Nvidia et Apple détiennent le pouvoir du marché boursier comme jamais auparavant : Graphique du jour
Par Maksym Misichenko · Yahoo Finance ·
Par Maksym Misichenko · Yahoo Finance ·
Ce que les agents IA pensent de cette actualité
Le consensus du panel est baissier, avertissant de risques importants à venir. Les principales préoccupations comprennent la forte concentration sur NVDA et AAPL (15 % du S&P 500), la compression potentielle des valorisations des actions de croissance en raison de la hausse des rendements, et le risque de ventes mécaniques sur l'ensemble de l'indice S&P 500 en raison des flux passifs des ETF si ces deux actions trébuchent.
Risque: Ventes mécaniques sur l'ensemble de l'indice S&P 500 en raison des flux passifs des ETF si NVDA ou AAPL trébuchent significativement.
Opportunité: Aucun n'est explicitement indiqué ; les opportunités pourraient se trouver dans les secteurs qui peuvent diverger et amortir un repli plus large.

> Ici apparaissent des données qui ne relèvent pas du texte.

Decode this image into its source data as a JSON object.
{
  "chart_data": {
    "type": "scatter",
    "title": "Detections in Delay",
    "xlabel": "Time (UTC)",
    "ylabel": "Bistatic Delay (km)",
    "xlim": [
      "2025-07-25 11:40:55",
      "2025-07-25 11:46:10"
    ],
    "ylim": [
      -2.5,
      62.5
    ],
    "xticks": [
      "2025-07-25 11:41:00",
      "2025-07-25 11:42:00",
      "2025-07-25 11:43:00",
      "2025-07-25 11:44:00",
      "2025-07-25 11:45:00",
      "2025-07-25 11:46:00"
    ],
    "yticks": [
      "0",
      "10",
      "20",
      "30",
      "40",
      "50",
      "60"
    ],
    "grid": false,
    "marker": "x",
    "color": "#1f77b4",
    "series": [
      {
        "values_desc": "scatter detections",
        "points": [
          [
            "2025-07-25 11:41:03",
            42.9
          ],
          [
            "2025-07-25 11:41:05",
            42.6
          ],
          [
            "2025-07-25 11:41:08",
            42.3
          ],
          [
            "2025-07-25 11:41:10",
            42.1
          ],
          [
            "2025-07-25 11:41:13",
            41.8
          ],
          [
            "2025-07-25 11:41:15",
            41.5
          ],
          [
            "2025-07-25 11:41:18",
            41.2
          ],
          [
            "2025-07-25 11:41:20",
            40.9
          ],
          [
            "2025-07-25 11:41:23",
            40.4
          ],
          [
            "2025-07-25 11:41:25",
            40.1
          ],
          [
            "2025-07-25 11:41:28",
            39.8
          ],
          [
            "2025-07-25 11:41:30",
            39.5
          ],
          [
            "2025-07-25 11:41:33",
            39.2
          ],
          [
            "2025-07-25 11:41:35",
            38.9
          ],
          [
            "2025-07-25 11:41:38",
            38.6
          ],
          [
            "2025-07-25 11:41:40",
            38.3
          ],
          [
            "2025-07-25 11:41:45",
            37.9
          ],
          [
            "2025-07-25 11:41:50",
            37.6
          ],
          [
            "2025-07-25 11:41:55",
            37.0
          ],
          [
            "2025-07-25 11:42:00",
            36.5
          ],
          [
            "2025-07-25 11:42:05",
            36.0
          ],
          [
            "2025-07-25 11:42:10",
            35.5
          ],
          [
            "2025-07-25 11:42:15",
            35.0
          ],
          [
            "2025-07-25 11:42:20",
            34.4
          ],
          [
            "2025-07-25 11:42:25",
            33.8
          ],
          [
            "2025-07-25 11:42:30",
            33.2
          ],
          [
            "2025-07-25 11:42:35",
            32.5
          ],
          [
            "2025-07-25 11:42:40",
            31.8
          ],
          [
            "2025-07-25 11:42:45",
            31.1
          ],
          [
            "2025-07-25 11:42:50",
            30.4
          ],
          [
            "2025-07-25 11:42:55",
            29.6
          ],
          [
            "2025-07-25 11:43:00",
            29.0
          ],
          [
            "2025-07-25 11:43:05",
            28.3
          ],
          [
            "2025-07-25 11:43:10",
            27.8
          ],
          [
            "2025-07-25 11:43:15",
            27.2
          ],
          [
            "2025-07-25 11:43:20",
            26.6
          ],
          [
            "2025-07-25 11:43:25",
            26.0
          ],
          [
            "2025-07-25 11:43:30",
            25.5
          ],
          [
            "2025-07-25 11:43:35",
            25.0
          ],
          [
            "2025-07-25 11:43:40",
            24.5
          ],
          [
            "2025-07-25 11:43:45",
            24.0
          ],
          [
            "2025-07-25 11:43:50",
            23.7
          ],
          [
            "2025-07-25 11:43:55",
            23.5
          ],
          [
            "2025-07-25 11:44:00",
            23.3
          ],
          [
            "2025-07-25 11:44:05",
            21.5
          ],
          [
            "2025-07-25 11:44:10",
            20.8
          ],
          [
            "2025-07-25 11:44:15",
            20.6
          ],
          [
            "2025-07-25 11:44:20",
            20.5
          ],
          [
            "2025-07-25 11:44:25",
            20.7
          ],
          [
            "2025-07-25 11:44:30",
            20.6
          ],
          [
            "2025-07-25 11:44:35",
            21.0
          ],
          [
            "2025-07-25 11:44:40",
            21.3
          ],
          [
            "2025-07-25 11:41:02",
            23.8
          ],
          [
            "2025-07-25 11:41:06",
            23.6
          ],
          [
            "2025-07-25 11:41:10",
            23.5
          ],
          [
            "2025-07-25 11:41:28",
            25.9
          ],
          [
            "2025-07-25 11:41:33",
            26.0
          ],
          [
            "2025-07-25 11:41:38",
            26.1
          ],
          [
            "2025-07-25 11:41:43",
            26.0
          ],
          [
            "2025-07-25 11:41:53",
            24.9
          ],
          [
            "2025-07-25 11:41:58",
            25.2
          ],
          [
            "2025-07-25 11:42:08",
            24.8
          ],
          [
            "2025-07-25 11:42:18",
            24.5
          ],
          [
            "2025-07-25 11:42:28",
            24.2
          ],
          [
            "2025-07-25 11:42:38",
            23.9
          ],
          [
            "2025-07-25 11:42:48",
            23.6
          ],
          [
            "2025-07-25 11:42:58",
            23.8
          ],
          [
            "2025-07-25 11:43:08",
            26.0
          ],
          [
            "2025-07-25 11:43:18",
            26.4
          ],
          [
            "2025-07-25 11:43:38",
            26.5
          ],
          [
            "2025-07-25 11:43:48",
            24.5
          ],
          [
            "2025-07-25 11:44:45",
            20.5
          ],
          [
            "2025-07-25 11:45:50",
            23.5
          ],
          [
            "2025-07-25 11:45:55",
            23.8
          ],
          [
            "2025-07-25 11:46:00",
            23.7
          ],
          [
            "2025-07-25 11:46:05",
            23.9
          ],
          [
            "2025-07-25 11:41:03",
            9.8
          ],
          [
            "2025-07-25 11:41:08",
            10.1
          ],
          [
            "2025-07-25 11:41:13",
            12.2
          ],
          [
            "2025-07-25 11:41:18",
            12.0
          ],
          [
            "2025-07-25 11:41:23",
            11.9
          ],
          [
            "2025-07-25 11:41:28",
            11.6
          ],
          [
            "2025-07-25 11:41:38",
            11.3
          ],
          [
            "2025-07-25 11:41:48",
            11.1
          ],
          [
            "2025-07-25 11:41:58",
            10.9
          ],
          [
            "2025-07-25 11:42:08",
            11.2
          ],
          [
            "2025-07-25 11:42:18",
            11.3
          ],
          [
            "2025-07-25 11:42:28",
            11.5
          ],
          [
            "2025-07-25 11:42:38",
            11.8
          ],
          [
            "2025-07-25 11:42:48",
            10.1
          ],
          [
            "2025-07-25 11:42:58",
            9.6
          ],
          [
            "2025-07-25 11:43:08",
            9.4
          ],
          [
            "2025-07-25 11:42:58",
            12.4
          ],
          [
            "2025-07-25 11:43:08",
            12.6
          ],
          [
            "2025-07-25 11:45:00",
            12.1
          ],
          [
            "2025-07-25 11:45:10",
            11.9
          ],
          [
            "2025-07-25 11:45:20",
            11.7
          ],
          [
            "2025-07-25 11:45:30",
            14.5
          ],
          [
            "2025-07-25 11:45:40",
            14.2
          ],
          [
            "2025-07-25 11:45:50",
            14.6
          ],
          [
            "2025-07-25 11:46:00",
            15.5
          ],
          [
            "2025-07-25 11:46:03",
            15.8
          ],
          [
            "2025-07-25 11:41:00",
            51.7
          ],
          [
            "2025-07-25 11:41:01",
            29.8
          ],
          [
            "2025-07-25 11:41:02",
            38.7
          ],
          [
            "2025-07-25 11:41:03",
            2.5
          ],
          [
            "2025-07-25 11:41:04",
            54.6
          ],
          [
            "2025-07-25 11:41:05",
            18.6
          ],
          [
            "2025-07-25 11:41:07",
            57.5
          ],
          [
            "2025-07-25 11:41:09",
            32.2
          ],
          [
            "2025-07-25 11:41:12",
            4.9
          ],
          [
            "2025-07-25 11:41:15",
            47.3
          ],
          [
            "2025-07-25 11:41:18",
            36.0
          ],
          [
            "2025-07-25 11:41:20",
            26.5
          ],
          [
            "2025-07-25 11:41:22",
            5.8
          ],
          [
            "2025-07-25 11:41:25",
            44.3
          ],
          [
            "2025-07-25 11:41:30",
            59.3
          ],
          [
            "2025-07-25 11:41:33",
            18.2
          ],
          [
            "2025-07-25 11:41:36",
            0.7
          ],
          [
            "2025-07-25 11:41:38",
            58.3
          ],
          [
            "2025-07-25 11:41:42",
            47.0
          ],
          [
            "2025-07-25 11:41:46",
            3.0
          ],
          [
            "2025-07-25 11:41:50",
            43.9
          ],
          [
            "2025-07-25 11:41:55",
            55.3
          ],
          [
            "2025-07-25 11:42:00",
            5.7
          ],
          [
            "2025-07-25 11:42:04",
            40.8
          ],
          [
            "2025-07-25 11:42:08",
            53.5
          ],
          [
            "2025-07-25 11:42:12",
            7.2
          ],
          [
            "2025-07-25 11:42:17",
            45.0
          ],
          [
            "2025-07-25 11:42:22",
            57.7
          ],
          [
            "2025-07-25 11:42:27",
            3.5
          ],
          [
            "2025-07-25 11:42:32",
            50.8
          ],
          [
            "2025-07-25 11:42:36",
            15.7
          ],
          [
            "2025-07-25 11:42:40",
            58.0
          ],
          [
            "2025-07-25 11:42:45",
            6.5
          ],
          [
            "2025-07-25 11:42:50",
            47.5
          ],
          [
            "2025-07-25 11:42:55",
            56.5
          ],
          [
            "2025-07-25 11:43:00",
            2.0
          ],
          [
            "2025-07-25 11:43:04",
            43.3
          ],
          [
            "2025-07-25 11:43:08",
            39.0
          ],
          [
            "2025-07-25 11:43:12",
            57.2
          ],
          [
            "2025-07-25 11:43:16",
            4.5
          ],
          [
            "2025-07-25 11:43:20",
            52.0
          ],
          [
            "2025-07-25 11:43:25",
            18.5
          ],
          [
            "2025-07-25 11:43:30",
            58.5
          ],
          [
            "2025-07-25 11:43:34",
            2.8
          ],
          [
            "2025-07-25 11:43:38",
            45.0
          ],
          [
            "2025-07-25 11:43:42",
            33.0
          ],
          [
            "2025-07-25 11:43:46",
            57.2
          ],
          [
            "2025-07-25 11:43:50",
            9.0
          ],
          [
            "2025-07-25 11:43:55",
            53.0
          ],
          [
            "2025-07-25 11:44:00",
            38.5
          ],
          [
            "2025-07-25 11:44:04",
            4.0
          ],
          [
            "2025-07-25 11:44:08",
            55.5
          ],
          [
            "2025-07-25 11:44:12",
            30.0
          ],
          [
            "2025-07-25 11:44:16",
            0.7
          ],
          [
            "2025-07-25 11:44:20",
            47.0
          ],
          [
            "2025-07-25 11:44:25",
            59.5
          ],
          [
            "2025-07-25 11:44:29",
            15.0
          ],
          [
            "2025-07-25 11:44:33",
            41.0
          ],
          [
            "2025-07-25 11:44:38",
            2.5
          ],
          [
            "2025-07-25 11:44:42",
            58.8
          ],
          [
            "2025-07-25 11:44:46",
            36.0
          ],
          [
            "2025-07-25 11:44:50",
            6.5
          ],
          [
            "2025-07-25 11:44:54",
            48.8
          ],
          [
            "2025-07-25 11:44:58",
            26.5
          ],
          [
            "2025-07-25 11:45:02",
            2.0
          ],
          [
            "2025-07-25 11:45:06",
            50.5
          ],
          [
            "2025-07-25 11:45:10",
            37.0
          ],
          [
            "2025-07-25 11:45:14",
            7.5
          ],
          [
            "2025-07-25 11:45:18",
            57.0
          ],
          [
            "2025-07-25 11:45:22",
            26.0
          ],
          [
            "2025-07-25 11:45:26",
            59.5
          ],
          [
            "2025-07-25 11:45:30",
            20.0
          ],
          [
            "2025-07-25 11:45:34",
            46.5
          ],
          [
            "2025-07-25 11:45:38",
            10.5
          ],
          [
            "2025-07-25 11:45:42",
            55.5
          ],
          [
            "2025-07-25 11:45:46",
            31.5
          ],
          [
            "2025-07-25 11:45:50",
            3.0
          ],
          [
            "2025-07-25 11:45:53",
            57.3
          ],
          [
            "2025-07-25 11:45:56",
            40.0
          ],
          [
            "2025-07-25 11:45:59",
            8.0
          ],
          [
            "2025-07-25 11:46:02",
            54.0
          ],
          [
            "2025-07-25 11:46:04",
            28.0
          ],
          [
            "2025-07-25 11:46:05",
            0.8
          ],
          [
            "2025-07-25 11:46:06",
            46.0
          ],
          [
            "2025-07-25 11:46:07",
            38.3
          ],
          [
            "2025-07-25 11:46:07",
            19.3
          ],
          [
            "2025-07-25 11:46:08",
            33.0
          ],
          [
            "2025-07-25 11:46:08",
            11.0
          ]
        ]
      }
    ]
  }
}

Cette analyse est générée par le pipeline StockScreener — quatre LLM leaders (Claude, GPT, Gemini, Grok) reçoivent des prompts identiques avec des garde-fous anti-hallucination intégrés. Lire la méthodologie →
Parlez d'une croyance inébranlable dans la puissance future de l'IA.
Graphique du jour de Yahoo Finance : Le S&P 500 n'a jamais été aussi concentré sur deux actions qu'aujourd'hui. Nvidia (NVDA) et Apple (AAPL) représentent plus de 15 % de l'indice, a souligné Charlie Bilello, stratège en chef des marchés chez Creative Planning, dans un nouveau graphique (ci-dessous).
Cette pondération combinée est beaucoup plus élevée que pendant la bulle Internet, lorsque Microsoft (MSFT) et General Electric (GE) étaient les gros poissons.
Les valeurs technologiques, en un coup d'œil : L'importance croissante de Nvidia et Apple reflète l'optimisme des investisseurs autour de l'IA. Pour Nvidia, l'enthousiasme est centré sur la forte demande pour ses puces d'IA. Chez Apple, on espère que le nouveau PDG John Ternus exécutera avec succès diverses initiatives en matière d'IA.
Cependant, cet élan général dans la technologie a rencontré un obstacle majeur à la mi-mai, alors qu'une vague de prises de bénéfices a balayé même les noms les plus solides.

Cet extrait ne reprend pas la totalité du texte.